Here's an overview of the steps to create a custom neural voice in Speech Studio:

  1. Create a project to contain your data, voice models, tests, and endpoints. Each project is specific to a country/region and language. If you're going to create multiple voices, it's recommended that you create a project for each voice.
  2. Set up voice talent. Before you can train a neural voice, you must submit a recording of the voice talent's consent statement. The voice talent statement is a recording of the voice talent reading a statement that they consent to the usage of their speech data to train a custom voice model.
  3. Prepare training data in the right format. It's a good idea to capture the audio recordings in a professional quality recording studio to achieve a high signal-to-noise ratio. The quality of the voice model depends heavily on your training data. Consistent volume, speaking rate, pitch, and consistency in expressive mannerisms of speech are required.
  4. Train your voice model. Select at least 300 utterances to create a custom neural voice. A series of data quality checks are automatically performed when you upload them. To build high-quality voice models, you should fix any errors and submit again.
  5. Test your voice. Prepare test scripts for your voice model that cover the different use cases for your apps. It’s a good idea to use scripts within and outside the training dataset, so you can test the quality more broadly for different content.
  6. Deploy and use your voice model in your apps.

You can tune, adjust, and use your custom voice, similarly as you would use a prebuilt neural voice. Convert text into speech in real-time, or generate audio content offline with text input. You use the REST API, the Speech SDK, or the Speech Studio.

Tip

You can also use the Speech SDK and custom voice REST API to train a custom neural voice.

Check out the code samples in the Speech SDK repository on GitHub to see how to use custom neural voice in your application.

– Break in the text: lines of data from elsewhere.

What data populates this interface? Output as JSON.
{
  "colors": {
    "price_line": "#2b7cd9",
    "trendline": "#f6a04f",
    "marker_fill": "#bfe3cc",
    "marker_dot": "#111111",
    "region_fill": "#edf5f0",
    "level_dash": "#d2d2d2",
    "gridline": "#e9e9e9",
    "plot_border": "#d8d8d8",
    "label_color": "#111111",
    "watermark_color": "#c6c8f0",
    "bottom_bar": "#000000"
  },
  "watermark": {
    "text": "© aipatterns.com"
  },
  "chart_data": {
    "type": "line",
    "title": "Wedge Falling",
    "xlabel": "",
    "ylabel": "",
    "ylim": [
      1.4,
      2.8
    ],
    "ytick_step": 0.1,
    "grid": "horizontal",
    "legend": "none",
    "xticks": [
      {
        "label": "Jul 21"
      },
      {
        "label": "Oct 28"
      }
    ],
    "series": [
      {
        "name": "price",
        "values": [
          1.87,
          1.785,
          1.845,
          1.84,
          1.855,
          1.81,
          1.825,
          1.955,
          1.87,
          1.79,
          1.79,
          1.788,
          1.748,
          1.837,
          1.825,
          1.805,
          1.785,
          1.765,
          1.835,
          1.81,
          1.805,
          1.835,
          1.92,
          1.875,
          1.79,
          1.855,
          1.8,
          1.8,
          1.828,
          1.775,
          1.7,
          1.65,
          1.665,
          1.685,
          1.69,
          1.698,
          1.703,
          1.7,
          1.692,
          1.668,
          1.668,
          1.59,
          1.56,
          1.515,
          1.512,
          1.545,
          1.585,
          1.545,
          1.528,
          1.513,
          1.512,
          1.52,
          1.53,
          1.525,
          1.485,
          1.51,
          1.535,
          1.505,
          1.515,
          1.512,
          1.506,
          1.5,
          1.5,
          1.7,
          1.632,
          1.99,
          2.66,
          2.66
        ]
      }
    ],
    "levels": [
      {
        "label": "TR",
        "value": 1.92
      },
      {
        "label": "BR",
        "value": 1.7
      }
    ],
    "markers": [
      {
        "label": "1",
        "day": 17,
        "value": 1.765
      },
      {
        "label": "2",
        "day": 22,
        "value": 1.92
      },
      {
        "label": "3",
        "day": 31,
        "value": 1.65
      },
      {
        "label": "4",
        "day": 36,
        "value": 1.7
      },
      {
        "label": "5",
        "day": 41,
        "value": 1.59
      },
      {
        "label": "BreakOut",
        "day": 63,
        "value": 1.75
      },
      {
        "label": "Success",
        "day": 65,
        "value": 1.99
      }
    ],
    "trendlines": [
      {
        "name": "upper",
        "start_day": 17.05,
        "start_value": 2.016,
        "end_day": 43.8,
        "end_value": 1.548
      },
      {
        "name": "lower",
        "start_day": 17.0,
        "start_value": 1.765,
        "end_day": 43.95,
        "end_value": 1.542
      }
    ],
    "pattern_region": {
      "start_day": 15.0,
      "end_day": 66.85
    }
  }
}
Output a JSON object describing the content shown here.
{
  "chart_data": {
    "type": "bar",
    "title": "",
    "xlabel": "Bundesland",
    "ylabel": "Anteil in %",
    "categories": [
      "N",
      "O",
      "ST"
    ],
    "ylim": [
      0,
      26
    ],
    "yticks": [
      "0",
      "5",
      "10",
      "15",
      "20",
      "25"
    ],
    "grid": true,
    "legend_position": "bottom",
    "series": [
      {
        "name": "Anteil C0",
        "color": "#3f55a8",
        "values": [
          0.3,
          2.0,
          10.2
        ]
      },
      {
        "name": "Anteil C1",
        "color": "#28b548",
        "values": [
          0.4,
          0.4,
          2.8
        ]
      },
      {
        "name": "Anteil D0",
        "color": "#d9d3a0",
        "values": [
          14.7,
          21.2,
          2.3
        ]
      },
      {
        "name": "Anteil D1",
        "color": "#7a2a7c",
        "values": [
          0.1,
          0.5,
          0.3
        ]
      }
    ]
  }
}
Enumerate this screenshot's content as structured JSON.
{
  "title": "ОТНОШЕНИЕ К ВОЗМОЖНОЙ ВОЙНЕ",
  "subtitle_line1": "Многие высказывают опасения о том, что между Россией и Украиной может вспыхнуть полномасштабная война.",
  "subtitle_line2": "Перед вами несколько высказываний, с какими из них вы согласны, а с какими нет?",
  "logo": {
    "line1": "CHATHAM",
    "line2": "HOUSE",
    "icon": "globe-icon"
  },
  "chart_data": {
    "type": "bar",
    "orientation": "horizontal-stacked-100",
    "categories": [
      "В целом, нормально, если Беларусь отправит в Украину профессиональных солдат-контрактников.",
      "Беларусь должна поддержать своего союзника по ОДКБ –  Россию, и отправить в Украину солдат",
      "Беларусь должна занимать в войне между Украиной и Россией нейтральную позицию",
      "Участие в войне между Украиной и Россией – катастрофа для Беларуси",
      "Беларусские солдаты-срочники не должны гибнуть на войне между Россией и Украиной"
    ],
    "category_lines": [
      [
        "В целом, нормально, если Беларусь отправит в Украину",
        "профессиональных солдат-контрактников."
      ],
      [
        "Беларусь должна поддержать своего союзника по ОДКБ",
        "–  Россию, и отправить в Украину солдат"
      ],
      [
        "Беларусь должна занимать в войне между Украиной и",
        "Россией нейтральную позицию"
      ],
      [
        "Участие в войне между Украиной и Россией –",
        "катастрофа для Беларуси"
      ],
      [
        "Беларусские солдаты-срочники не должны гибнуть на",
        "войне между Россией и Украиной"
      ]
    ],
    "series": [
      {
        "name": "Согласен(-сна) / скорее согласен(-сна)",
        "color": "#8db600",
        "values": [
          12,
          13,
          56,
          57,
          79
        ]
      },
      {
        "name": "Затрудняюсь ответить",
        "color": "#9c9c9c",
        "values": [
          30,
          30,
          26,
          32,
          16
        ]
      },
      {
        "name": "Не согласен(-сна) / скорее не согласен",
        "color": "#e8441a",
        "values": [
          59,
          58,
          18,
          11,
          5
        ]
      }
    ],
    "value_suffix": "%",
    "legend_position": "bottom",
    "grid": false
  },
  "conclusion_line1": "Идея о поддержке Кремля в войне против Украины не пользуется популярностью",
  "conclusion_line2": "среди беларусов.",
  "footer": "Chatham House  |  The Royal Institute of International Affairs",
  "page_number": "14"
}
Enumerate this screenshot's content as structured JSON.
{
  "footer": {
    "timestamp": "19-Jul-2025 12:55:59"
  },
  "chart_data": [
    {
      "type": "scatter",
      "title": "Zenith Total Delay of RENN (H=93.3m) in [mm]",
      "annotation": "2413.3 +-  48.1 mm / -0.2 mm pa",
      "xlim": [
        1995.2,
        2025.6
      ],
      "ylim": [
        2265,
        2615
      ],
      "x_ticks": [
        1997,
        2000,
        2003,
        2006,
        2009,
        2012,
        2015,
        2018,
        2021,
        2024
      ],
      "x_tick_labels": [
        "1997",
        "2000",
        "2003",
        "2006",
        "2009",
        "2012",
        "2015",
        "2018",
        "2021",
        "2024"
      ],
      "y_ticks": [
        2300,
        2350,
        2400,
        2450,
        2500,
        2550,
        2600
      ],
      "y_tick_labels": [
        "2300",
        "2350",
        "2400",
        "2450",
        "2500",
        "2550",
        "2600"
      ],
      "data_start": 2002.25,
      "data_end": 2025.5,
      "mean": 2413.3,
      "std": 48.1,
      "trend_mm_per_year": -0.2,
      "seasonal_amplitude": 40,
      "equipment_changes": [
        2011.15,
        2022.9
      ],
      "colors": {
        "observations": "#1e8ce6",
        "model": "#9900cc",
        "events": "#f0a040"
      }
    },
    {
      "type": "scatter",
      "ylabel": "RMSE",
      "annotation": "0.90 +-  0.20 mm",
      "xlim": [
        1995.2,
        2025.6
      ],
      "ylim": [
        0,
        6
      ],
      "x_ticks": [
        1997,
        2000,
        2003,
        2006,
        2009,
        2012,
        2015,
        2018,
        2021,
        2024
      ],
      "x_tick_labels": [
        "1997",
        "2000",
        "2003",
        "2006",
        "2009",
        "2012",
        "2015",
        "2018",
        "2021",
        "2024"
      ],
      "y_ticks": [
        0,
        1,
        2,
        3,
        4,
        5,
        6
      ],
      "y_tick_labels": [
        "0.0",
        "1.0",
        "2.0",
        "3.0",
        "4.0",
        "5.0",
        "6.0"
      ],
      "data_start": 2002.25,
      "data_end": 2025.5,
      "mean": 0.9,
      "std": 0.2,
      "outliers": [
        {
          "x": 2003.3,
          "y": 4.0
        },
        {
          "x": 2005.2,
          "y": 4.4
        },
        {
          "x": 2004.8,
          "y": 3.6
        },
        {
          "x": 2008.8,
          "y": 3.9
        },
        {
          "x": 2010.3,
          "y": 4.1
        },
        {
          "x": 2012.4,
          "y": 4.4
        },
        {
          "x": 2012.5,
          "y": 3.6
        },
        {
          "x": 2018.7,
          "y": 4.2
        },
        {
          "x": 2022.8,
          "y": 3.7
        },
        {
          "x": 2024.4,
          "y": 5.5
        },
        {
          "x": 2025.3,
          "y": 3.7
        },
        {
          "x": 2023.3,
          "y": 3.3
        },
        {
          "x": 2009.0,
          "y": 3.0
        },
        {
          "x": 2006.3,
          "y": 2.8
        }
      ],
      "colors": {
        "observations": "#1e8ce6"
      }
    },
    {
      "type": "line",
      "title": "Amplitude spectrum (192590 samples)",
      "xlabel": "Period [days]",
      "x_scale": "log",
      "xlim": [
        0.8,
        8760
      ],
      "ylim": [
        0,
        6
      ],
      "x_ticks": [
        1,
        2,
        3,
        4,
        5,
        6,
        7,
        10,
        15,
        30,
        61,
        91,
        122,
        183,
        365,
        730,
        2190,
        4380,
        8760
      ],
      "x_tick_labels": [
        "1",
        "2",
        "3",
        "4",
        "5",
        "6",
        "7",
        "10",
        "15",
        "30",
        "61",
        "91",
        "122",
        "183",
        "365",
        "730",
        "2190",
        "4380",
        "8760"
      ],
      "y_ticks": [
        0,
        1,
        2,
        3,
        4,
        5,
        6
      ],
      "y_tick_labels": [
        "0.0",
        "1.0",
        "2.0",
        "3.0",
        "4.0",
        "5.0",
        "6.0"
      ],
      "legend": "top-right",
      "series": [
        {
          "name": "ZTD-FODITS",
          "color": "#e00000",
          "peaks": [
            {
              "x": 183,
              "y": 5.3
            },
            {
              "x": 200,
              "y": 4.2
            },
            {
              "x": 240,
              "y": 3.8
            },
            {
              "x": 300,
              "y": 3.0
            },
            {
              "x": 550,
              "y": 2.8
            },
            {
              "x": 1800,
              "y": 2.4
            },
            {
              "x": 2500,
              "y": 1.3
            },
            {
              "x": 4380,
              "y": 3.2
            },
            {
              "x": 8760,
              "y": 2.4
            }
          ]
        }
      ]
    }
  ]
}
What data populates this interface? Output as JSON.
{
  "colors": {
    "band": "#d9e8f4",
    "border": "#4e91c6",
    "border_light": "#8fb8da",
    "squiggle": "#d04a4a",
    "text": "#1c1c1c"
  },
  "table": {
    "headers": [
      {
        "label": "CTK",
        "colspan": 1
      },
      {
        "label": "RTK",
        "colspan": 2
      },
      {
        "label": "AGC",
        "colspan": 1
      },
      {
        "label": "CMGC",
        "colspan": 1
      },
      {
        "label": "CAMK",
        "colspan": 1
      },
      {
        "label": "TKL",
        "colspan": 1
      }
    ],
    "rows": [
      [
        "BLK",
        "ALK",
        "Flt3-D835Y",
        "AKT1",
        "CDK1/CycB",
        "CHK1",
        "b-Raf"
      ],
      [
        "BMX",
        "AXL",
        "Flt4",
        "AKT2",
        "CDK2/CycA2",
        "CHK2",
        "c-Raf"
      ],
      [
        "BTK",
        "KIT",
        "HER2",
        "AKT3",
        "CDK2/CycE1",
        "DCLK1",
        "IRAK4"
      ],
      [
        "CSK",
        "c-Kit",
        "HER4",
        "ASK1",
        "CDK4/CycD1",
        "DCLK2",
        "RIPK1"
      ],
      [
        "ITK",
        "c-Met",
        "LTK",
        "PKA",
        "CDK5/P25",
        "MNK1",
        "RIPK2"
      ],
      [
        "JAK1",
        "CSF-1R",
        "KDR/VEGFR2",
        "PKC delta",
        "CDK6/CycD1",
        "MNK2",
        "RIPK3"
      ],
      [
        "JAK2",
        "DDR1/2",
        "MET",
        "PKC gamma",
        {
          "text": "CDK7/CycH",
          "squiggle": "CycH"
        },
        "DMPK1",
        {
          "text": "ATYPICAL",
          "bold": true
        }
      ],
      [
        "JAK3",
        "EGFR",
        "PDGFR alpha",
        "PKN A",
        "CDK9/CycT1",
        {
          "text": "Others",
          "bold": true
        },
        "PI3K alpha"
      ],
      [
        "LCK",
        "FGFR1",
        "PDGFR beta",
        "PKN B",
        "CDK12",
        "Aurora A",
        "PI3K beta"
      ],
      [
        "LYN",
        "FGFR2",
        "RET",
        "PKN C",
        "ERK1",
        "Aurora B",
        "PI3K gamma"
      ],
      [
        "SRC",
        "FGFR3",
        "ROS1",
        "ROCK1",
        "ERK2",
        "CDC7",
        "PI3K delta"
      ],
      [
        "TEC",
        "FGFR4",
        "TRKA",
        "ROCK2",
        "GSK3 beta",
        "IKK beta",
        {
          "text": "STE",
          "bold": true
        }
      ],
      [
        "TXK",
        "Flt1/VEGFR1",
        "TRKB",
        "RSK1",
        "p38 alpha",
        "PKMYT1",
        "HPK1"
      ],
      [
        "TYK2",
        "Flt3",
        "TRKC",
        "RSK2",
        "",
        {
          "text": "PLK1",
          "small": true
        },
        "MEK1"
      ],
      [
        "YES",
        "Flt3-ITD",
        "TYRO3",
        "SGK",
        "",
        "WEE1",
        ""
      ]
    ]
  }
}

The style and the characteristics of the trained voice model depend on the style and the quality of the recordings from the voice talent used for training. However, you can make several adjustments by using SSML (Speech Synthesis Markup Language) when you make the API calls to your voice model to generate synthetic speech. SSML is the markup language used to communicate with the text to speech service to convert text into audio. The adjustments you can make include change of pitch, rate, intonation, and pronunciation correction. If the voice model is built with multiple styles, you can also use SSML to switch the styles.

Components sequence

Custom neural voice consists of three major components: the text analyzer, the neural acoustic model, and the neural vocoder. To generate natural synthetic speech from text, text is first input into the text analyzer, which provides output in the form of phoneme sequence. A phoneme is a basic unit of sound that distinguishes one word from another in a particular language. A sequence of phonemes defines the pronunciations of the words provided in the text.

Next, the phoneme sequence goes into the neural acoustic model to predict acoustic features that define speech signals. Acoustic features include the timbre, the speaking style, speed, intonations, and stress patterns. Finally, the neural vocoder converts the acoustic features into audible waves, so that synthetic speech is generated.

Flowchart that shows the components of custom neural voice.

Neural text to speech voice models are trained by using deep neural networks based on the recording samples of human voices. For more information, see this Microsoft blog post. To learn more about how a neural vocoder is trained, see this Microsoft blog post.

Migrate to custom neural voice

If you're using the old version of custom voice (which is scheduled to be retired in February 2024), see How to migrate to custom neural voice.

Responsible AI

An AI system includes not only the technology, but also the people who use it, the people who are affected by it, and the environment in which it's deployed. Read the transparency notes to learn about responsible AI use and deployment in your systems.